My practice setup is a Fender Rumble 100. It’s a great combo amp, nice sound. And it has quite the punch for a 22 lb combo. When I play my Fender Player Series Mustang PJ bass, there is constant hum out of amp, unless I have my fingers on the strings. When I play my Sterling Stingray 5HH, there is no hum. I know it is probably something simple, so don’t judge me too harshly.
UPDATE - Turned the Gain way down on the Rumble and it is much better. I am in a small old bedroom in my house for a practice room, and I have limited space. I use, for practice, shall I say, cheap D’Addario cables (10 ft). If I move a couple of feet farther from the amp, the hum goes away. It could be the cable being coiled up on the floor. I am going to ask my trusted luthier at the local store about shielding on that Fender Mustang. My Stingray 5HH doesn’t have the issue.
I’ll try to remember to attach a youtube vid which may fix this when I get home,
In short modifying a patch cable with resistors into a sort of noise gate using the effects loop.
I will build a a couple of these to test on mate’s noisy amps-if they have an effects loop.
FWIW I have a Rumble 100 with no hum, but we have pretty good grounding in Australia
When you touch the strings you’re completing the ground path (strings → bridge → ground wire → electronics → amp). If the bass or cable shielding isn’t perfect, you become the missing link and the hum drops.

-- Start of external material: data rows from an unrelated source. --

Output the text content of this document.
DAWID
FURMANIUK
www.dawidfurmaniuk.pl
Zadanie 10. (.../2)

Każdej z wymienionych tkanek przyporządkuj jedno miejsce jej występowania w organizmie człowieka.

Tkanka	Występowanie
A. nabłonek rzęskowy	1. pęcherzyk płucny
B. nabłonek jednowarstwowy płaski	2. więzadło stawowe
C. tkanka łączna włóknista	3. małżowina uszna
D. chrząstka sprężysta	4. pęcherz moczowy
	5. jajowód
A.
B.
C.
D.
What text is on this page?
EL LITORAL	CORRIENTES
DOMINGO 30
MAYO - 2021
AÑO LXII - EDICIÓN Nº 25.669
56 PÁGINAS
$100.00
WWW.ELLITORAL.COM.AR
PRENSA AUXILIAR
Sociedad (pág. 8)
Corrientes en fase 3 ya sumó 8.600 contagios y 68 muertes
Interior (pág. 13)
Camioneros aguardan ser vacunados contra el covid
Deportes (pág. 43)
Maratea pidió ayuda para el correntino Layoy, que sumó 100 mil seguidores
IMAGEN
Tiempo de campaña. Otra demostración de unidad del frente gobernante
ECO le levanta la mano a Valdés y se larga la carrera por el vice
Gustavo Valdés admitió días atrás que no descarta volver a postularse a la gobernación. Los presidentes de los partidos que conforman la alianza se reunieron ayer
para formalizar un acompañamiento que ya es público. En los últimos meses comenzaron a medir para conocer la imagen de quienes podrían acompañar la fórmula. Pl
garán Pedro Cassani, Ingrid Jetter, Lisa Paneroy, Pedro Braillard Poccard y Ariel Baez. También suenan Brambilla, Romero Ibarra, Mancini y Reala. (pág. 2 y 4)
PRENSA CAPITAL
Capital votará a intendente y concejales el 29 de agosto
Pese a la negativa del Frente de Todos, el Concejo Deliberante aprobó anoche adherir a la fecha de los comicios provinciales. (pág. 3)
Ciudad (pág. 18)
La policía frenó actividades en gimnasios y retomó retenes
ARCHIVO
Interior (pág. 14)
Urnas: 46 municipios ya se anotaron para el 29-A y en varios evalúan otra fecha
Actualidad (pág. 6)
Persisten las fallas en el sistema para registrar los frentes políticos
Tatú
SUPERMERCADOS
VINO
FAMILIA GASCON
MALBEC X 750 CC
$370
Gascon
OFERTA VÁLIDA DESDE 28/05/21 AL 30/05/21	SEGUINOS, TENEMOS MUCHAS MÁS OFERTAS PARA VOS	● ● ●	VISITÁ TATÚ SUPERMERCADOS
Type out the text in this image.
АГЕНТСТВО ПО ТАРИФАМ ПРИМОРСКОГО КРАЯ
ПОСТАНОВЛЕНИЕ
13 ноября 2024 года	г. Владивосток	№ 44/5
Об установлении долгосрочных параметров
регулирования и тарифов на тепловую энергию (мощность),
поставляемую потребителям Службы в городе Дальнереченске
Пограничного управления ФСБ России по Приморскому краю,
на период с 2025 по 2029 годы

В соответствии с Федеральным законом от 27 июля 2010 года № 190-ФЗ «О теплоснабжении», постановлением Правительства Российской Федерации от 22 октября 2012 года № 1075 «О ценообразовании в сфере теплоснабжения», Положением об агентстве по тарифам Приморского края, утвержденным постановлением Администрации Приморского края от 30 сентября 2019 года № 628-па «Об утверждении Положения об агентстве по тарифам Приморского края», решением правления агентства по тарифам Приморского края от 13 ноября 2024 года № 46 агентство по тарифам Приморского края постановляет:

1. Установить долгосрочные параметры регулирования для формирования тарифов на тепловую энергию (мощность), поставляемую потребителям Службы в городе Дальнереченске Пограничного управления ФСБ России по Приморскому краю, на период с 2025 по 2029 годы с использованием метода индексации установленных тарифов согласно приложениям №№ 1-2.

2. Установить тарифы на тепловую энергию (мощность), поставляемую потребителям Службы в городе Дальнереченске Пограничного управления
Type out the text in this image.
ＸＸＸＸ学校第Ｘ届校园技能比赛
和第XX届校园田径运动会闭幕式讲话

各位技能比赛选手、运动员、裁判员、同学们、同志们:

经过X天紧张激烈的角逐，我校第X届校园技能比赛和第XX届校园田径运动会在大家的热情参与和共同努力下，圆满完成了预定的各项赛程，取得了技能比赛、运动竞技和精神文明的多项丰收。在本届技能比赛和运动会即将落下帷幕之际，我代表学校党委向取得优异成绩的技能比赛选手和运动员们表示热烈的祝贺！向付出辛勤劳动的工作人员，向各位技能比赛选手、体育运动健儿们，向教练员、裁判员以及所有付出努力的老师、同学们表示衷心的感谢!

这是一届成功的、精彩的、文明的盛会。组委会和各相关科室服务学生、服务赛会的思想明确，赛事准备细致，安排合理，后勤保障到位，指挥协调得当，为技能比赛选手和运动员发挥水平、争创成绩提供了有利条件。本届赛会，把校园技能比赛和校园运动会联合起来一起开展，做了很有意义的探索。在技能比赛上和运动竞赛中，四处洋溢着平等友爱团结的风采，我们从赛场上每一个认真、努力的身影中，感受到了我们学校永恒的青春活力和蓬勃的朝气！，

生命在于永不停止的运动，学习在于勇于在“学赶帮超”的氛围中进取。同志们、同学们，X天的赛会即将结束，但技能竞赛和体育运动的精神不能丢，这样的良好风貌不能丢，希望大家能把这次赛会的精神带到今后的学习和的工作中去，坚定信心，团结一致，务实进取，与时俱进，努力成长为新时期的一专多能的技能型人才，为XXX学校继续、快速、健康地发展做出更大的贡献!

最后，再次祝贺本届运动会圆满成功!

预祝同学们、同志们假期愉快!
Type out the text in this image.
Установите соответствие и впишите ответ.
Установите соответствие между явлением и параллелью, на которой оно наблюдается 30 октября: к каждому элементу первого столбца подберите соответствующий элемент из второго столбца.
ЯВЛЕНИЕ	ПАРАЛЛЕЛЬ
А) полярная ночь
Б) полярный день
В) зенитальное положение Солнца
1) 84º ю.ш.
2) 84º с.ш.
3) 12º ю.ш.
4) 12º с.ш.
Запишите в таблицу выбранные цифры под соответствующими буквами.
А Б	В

One thing to consider is eliminating the source of the EFI interference. Shielding is of limited benefit as the front of the pickups are still exposed. Also make sure to properly ground the shielding too or it won’t do much of anything.
But shielding definitely doesn’t hurt. I greatly prefer the paint to the tape but YMMV.
Yes, this has been my experience. I get no buzz at all from my Ibanez EHB when playing at home, but in my mini chalet in Chamonix in the winter I get terrible hum when I’m not in contact with the strings (great muting discipline!). So I’ve always assumed it is just a noisy environment. Being a small single room chalet there’s a lot of noisy stuff in a small space: wifi, my computer and monitor, kitchen stuff etc. all packed into 4m x 4m.
I had not thought about the other electrical interference. There are two desktop computers (pc and mac) and HD tv, wireless printer, cable modem and wireless router, all in the smallest room in my house. Turning the Gain way down on that Rumble 100 has certainly helped. It makes my Stringray sound better too.